Try collecting stats on the columns used in the joins for the tables used and then try running explain again.

thanks
N/A

Re: Aggregation is so slow..can anyone help me what i have to do?

Even I am facing the same issue. Stats are ready on all column used. Still my select query is taking 2 hrs. So to build AJI, it takes 2 hrs. pls correct me if iam wrong.
Enthusiast

Re: Aggregation is so slow..can anyone help me what i have to do?

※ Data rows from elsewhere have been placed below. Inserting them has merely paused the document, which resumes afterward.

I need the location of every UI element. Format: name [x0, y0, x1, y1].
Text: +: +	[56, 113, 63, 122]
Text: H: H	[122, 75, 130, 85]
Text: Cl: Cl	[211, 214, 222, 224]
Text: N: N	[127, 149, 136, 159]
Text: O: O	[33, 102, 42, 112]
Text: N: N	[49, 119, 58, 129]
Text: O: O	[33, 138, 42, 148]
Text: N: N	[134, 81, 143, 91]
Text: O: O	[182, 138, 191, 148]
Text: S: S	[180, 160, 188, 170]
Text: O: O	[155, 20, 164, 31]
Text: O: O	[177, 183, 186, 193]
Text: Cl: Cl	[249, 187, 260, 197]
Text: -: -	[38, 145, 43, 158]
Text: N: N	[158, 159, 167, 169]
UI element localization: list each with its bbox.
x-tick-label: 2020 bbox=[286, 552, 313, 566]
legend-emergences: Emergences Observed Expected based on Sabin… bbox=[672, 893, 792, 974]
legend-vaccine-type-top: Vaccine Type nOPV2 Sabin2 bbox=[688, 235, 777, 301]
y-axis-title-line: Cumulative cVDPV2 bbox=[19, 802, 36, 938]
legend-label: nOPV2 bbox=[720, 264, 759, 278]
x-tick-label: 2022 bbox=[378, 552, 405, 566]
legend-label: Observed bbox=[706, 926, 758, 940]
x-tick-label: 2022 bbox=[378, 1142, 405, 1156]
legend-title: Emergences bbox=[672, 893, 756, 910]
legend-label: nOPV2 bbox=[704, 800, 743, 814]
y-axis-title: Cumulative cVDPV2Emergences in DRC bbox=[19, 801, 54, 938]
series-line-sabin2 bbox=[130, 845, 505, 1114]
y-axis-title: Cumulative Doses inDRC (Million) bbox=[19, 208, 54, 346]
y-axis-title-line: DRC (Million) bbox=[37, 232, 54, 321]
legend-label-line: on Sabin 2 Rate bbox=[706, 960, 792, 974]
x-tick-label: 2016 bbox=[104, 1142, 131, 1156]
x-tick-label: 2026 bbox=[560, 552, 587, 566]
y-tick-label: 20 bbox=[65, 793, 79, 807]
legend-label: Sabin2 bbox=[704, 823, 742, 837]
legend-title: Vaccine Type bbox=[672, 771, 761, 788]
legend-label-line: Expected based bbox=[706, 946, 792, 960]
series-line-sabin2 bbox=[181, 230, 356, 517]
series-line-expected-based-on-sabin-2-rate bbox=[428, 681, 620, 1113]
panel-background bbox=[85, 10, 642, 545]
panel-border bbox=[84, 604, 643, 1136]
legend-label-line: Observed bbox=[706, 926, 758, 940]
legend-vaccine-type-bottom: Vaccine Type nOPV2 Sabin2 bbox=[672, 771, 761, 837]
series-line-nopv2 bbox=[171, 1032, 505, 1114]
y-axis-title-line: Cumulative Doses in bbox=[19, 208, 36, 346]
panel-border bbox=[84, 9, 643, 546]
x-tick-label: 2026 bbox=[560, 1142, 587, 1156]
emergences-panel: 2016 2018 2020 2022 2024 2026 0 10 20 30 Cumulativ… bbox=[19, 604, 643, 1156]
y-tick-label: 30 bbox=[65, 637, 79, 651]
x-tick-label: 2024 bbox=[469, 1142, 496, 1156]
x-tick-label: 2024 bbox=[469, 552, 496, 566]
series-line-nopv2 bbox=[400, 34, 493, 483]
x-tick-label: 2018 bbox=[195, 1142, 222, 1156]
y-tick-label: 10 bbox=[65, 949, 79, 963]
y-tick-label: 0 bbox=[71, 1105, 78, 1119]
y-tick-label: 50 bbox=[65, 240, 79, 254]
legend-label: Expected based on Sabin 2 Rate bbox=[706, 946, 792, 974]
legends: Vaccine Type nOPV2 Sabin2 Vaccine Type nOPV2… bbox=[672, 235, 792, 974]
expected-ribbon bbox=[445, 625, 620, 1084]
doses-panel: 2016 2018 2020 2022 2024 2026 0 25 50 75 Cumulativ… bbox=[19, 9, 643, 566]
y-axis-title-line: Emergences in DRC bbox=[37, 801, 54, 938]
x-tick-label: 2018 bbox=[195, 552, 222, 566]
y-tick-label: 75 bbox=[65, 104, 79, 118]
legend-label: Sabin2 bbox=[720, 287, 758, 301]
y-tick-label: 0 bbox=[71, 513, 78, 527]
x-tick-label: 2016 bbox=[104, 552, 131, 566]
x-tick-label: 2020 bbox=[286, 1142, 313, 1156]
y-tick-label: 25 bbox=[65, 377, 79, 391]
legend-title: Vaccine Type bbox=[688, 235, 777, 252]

In these sort of scenarios I have broken down the requirement into smaller tables with proper PI. And then joining the tables. That helped me a lot. You can also try that.
Enthusiast

Re: Aggregation is so slow..can anyone help me what i have to do?

you may try this..
Insert all the dates which satisfy the following condition from IECMD table to another table with two columns - valid_from and valid_to dates.

IECMD.DATE_FLD >= DS.VALID_FROM AND IECMD.DATE_FLD < DS.VALID_TO AND
IECMD.DATE_FLD >= DP.VALID_FROM AND IECMD.DATE_FLD < DP.VALID_TO
Collect stats on the new table columns.
Then join IECMD table with the new table for the date columns and try runnin the query.